Johnny loves going for long walks through our neighbourhood and we don’t own a car anymore so this is something he  is very used to.  We often dine in restaurants so we are aware of what bothers him when we eat out and what he likes so we choose accordingly.  From the moment we decided to leave our house yesterday evening he wanted to change the route we were walking and  that would add an extra 10 minutes to our walk in -14C windchill weather and did not make sense.  Then he decided to jog ahead which told me that yes indeed he had lots of anxiety.  At the restaurant he ordered his dinner but got very demanding about condiments that became unreasonable and unlike him so again we all knew something was bothering him.  This was a favourite restaurant so again it felt confusing.  He was able to calm and eat something else but we were all exhausted by that point trying to help him.  Should we have left?  We asked Johnny but he insisted that he wanted to be out for dinner and loves dinning out.

At home Johnny was eager to join with the family and get the cupcakes ready with the candles and birthday song but suddenly right when the big moment comes to sing he doesn’t want to sit where he normally sits which is perpendicular to me but he wants to sit on the opposite corner.  Why?  Because his sister who is sitting across from him is also sitting by their Grandma.  “I don’t want to sit across from Grandma.  I don’t like the word across.”  Somehow we salvaged the birthday song and I had the kids help me out with blowing out the candles thinking I could distract Johnny but that trick doesn’t work anymore.  He was back to insisting that he needed to sit elsewhere.  Again we were confused because he doesn’t like change and he likes to sit where he sits consistently.  His Grandpa wanted to move so Johnny could have the end of the table so he’d be perpendicular to Grandma but that wasn’t good enough.  So he refused to sit down and after many protestations and tears he didn’t get to have a cupcake with us.  I knew the kids were over tired and as parents we “know” what happens when kids get tired.   Deep down I knew that we needed to calmly tell him the expectation and if he didn’t want to follow along then it was indeed time for bed.  So the birthday girl had to enjoy her birthday desert with only one of her children beside her.
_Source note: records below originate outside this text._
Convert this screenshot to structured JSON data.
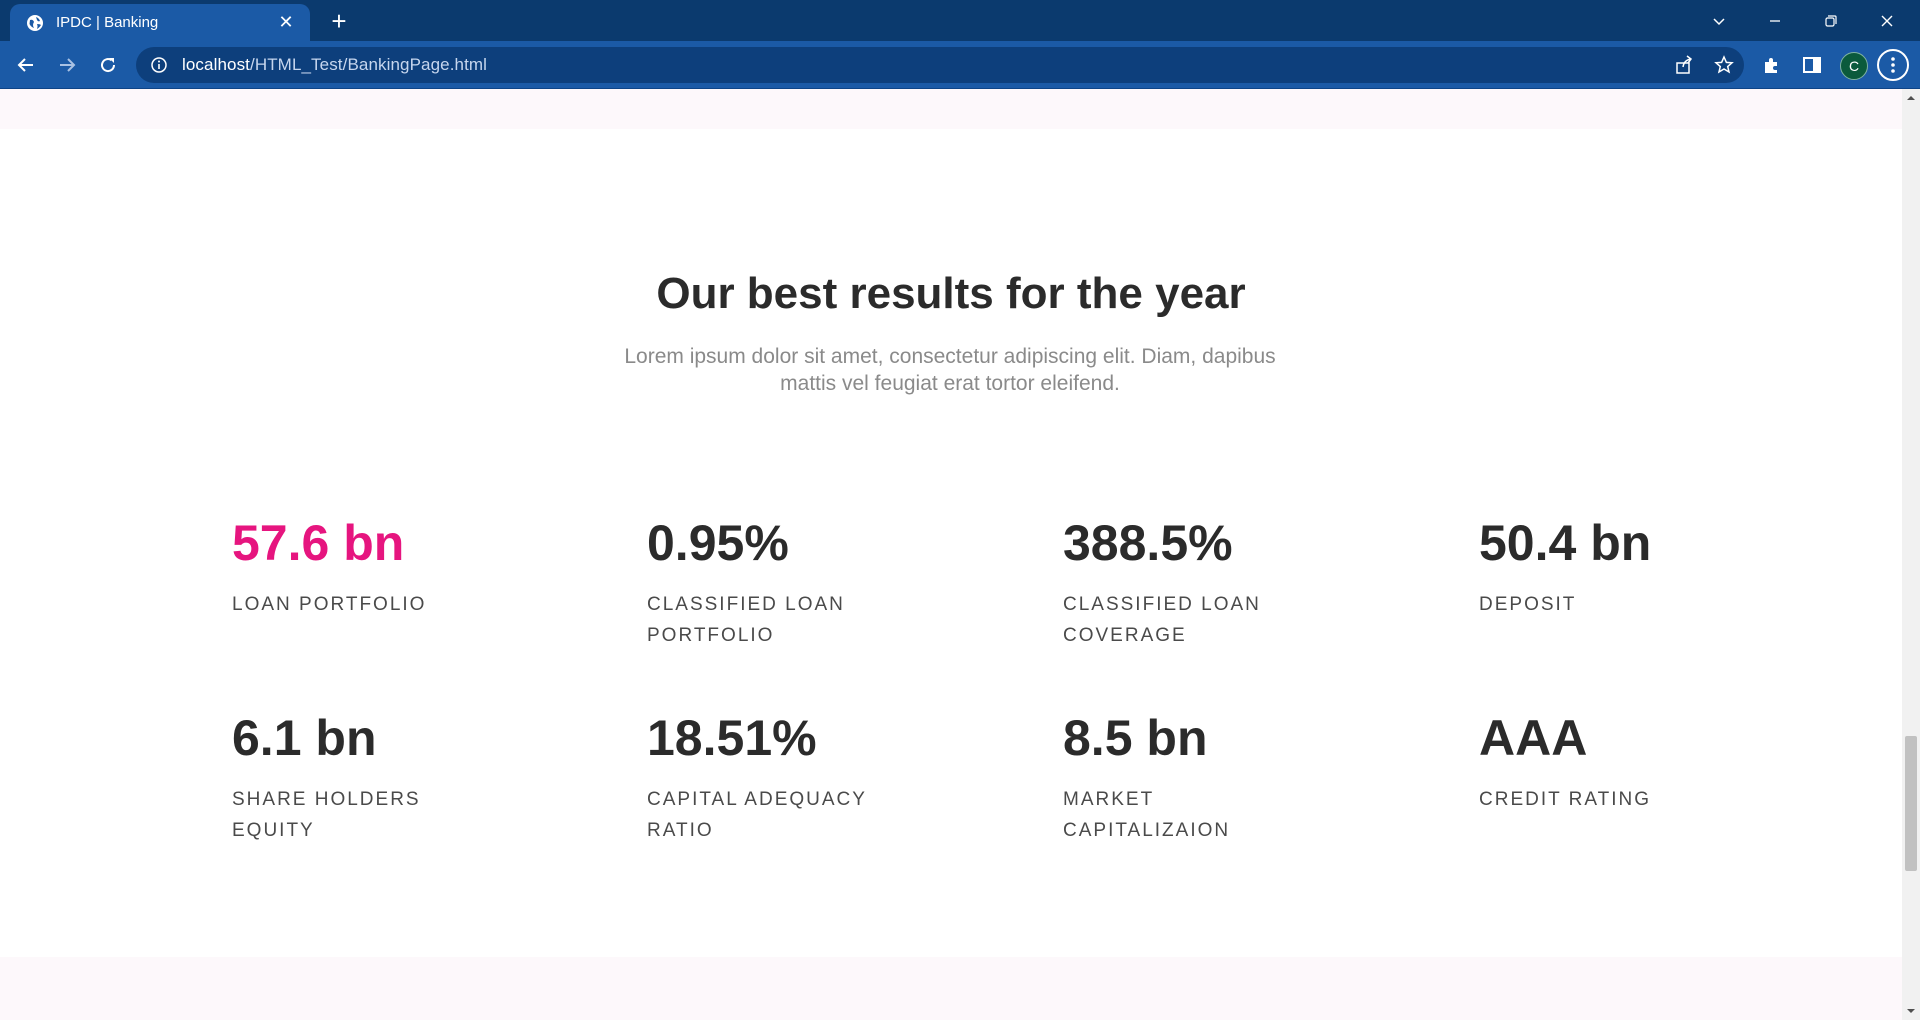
{
  "browser": {
    "tab_title": "IPDC | Banking",
    "tab_close": "✕",
    "new_tab": "+",
    "url_host": "localhost",
    "url_path": "/HTML_Test/BankingPage.html",
    "profile_initial": "C"
  },
  "section": {
    "heading": "Our best results for the year",
    "subtext": "Lorem ipsum dolor sit amet, consectetur adipiscing elit. Diam, dapibus mattis vel feugiat erat tortor eleifend."
  },
  "stats": [
    {
      "value": "57.6 bn",
      "label": "LOAN PORTFOLIO"
    },
    {
      "value": "0.95%",
      "label": "CLASSIFIED LOAN PORTFOLIO"
    },
    {
      "value": "388.5%",
      "label": "CLASSIFIED LOAN COVERAGE"
    },
    {
      "value": "50.4 bn",
      "label": "DEPOSIT"
    },
    {
      "value": "6.1 bn",
      "label": "SHARE HOLDERS EQUITY"
    },
    {
      "value": "18.51%",
      "label": "CAPITAL ADEQUACY RATIO"
    },
    {
      "value": "8.5 bn",
      "label": "MARKET CAPITALIZAION"
    },
    {
      "value": "AAA",
      "label": "CREDIT RATING"
    }
  ],
  "colors": {
    "accent": "#e6157f",
    "chrome_dark": "#0b3a6e",
    "chrome": "#1b5aa6",
    "text_dark": "#2b2b2b",
    "text_muted": "#8a8a8a"
  },
  "icons": [
    "globe-icon",
    "close-icon",
    "plus-icon",
    "back-icon",
    "forward-icon",
    "reload-icon",
    "info-icon",
    "share-icon",
    "star-icon",
    "extensions-icon",
    "sidepanel-icon",
    "kebab-menu-icon",
    "minimize-icon",
    "restore-icon",
    "window-close-icon",
    "tab-search-icon"
  ]
}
So the day after my Birthday I have many questions on what is bothering Johnny right now.  He says school is hard.  I just texted the EA and the main teacher and he is having a wonderful morning.  He is happily working hard.  We have seen his report card and special ed report card and he is moving forward quite well in reading and math and improving in public speaking and writing.  So tonight is Parent/Teacher Conferences and my husband are going to be looking for clues so that we can help decipher Johnny’s behaviour.  But until then, I have the bittersweet taste in my mouth that my Birthday was no where near what I thought it was going to be.